GELORA.CO -Permendikbud No 30 tahun 2021 tentang Pencegahan dan Penanganan Kekerasan Seksual (PPKS) di Lingkungan Perguruan Tinggi disorot dan jadi kontroversi. Ada yang menuding aturan ini seakan melegalkan zina.
Kemendikbud-Ristek pun membantah soal tudingan yang diarahkan terhadap Permen PPKS itu. Diketahui Permendikbud ini diteken oleh Mendikbud-Ristek langsung, yaitu Nadiem Makarim.
Lalu apa saja isi Permendikbud No 30 Tahun 2021 yang membuat kontroversi? bagaimana tanggapan dari Kemendikbud-Ristek? detikcom merangkum ulasannya berikut ini.
Isi Permendikbud No 30 Tahun 2021 yang Jadi Kontroversi
Ada beberapa pasal yang jadi sorotan yaitu:
Pasal 1 (ayat 14) tentang Kewajiban Pembentukan Satuan Tugas, yang berbunyi:
14. Satuan Tugas Pencegahan dan Penanganan Kekerasan Seksual yang selanjutnya disebut Satuan Tugas adalah bagian dari Perguruan Tinggi yang berfungsi sebagai pusat Pencegahan dan Penanganan Kekerasan Seksual di Perguruan Tinggi.
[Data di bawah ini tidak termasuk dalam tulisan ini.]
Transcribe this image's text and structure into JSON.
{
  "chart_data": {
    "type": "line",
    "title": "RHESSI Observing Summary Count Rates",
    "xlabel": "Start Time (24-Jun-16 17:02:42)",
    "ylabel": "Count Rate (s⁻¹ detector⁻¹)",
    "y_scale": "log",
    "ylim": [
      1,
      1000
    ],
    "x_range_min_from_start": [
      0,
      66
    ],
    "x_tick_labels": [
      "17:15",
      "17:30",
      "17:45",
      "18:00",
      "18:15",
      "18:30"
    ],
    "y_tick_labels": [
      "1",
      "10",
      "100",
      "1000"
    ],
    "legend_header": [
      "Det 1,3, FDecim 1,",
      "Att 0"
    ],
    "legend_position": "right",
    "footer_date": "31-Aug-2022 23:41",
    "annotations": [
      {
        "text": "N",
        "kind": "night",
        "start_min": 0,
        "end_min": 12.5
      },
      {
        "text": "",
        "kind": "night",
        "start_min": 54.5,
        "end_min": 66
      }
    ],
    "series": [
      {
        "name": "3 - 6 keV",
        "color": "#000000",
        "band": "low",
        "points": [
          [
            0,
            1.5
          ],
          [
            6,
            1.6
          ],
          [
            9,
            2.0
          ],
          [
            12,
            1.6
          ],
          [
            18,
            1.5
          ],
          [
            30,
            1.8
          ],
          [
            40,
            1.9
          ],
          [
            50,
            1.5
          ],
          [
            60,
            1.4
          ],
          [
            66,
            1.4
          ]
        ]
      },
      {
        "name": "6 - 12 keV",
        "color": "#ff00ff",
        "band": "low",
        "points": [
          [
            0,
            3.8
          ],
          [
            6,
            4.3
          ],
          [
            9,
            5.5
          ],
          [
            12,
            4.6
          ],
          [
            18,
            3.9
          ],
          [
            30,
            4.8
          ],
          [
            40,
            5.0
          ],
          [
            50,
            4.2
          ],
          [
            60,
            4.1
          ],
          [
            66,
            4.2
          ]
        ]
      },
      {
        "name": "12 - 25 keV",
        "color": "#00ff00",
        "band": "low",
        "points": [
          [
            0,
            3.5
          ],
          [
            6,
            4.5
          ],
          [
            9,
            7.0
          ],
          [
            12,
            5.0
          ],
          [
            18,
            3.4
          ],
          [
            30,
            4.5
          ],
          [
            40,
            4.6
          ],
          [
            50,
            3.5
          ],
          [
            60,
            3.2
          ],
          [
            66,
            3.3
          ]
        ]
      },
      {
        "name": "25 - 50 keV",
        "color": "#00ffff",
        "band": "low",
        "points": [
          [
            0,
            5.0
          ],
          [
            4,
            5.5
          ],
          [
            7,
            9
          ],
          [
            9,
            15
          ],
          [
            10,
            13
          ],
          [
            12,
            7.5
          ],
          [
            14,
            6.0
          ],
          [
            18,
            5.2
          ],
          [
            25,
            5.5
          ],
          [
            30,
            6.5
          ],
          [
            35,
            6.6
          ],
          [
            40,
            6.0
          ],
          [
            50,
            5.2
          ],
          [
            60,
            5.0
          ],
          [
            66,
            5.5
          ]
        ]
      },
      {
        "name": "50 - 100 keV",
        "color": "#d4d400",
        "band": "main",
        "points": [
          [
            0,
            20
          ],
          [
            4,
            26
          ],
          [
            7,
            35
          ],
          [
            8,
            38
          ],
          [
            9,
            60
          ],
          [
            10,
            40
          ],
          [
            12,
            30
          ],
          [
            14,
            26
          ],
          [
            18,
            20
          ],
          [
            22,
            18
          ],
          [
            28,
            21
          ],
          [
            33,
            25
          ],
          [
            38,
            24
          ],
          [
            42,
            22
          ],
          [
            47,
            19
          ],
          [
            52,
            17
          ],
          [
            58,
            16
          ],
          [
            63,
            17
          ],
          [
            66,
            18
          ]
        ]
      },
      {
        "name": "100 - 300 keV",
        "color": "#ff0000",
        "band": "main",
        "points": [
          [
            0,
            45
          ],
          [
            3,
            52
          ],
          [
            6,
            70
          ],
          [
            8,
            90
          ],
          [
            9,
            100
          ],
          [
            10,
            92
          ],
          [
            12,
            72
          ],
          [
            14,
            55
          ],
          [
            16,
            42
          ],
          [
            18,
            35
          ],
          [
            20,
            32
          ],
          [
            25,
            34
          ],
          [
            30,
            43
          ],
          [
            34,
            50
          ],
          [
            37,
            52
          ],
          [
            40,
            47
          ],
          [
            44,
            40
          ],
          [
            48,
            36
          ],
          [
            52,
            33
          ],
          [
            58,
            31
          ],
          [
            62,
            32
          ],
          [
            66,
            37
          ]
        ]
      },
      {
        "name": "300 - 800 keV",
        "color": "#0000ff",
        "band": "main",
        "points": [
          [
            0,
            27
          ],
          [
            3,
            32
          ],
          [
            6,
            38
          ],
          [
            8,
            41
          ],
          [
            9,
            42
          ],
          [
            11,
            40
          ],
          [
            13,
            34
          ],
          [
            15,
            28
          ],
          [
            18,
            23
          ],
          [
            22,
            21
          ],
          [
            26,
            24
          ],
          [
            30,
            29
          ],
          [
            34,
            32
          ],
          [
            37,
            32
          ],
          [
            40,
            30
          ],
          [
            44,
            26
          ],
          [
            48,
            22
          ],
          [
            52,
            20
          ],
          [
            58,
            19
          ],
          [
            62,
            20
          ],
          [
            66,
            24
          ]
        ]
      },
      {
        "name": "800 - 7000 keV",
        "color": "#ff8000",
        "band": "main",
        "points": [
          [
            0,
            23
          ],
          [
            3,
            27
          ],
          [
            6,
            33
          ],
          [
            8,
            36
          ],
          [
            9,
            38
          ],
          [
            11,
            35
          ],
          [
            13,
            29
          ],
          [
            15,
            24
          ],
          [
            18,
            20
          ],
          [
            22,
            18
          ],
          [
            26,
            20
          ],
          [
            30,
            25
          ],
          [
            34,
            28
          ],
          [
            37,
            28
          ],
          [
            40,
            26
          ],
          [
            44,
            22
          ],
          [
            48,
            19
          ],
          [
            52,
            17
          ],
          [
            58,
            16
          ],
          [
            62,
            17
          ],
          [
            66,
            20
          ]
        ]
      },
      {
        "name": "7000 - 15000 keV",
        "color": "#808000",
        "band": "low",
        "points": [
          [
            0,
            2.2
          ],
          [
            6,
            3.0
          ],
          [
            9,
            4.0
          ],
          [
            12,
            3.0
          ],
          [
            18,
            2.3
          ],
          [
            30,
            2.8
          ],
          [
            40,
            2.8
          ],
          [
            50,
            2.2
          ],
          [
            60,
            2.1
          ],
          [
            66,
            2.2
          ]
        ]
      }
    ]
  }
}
Pasal 3 tentang Prinsip Pencegahan dan Penanganan Kekerasan Seksual
Pencegahan dan Penanganan Kekerasan Seksual dilaksanakan dengan prinsip:
a. kepentingan terbaik bagi Korban;
b. keadilan dan kesetaraan gender;
c. kesetaraan hak dan aksesibilitas bagi penyandang disabilitas;
d. akuntabilitas;
e. independen;
f. kehati-hatian;
g. konsisten; dan
h. jaminan ketidakberulangan.
Pasal 5
(1) Kekerasan Seksual mencakup tindakan yang dilakukan secara verbal, nonfisik, fisik, dan/atau melalui teknologi informasi dan komunikasi.
(2) Kekerasan Seksual sebagaimana dimaksud pada ayat (1) meliputi:
a. menyampaikan ujaran yang mendiskriminasi atau melecehkan tampilan fisik, kondisi tubuh, dan/atau identitas gender Korban;
b. memperlihatkan alat kelaminnya dengan sengaja tanpa persetujuan Korban;
c. menyampaikan ucapan yang memuat rayuan, lelucon, dan/atau siulan yang bernuansa seksual pada Korban;
d. menatap Korban dengan nuansa seksual dan/atau tidak nyaman;
e. mengirimkan pesan, lelucon, gambar, foto, audio, dan/atau video bernuansa seksual kepada Korban meskipun sudah dilarang Korban;
f. mengambil, merekam, dan/atau mengedarkan foto dan/atau rekaman audio dan/atau visual Korban yang bernuansa seksual tanpa persetujuan Korban;
g. mengunggah foto tubuh dan/atau informasi pribadi Korban yang bernuansa seksual tanpa persetujuan Korban;
h. menyebarkan informasi terkait tubuh dan/atau pribadi Korban yang bernuansa seksual tanpa persetujuan Korban;
i. mengintip atau dengan sengaja melihat Korban yang sedang melakukan kegiatan secara pribadi dan/atau pada ruang yang bersifat pribadi;
j. membujuk, menjanjikan, menawarkan sesuatu, atau mengancam Korban untuk melakukan transaksi atau kegiatan seksual yang tidak disetujui oleh Korban;
k. memberi hukuman atau sanksi yang bernuansa seksual;
l. menyentuh, mengusap, meraba, memegang, memeluk, mencium dan/atau menggosokkan bagian
tubuhnya pada tubuh Korban tanpa persetujuan Korban;
m. membuka pakaian Korban tanpa persetujuan Korban;
n. memaksa Korban untuk melakukan transaksi atau kegiatan seksual;
o. mempraktikkan budaya komunitas Mahasiswa, Pendidik, dan Tenaga Kependidikan yang bernuansa Kekerasan Seksual;
p. melakukan percobaan perkosaan, namun penetrasi tidak terjadi;
q. melakukan perkosaan termasuk penetrasi dengan benda atau bagian tubuh selain alat kelamin;
r. memaksa atau memperdayai Korban untuk melakukan aborsi;
s. memaksa atau memperdayai Korban untuk hamil;
t. membiarkan terjadinya Kekerasan Seksual dengan sengaja; dan/atau
u. melakukan perbuatan Kekerasan Seksual lainnya.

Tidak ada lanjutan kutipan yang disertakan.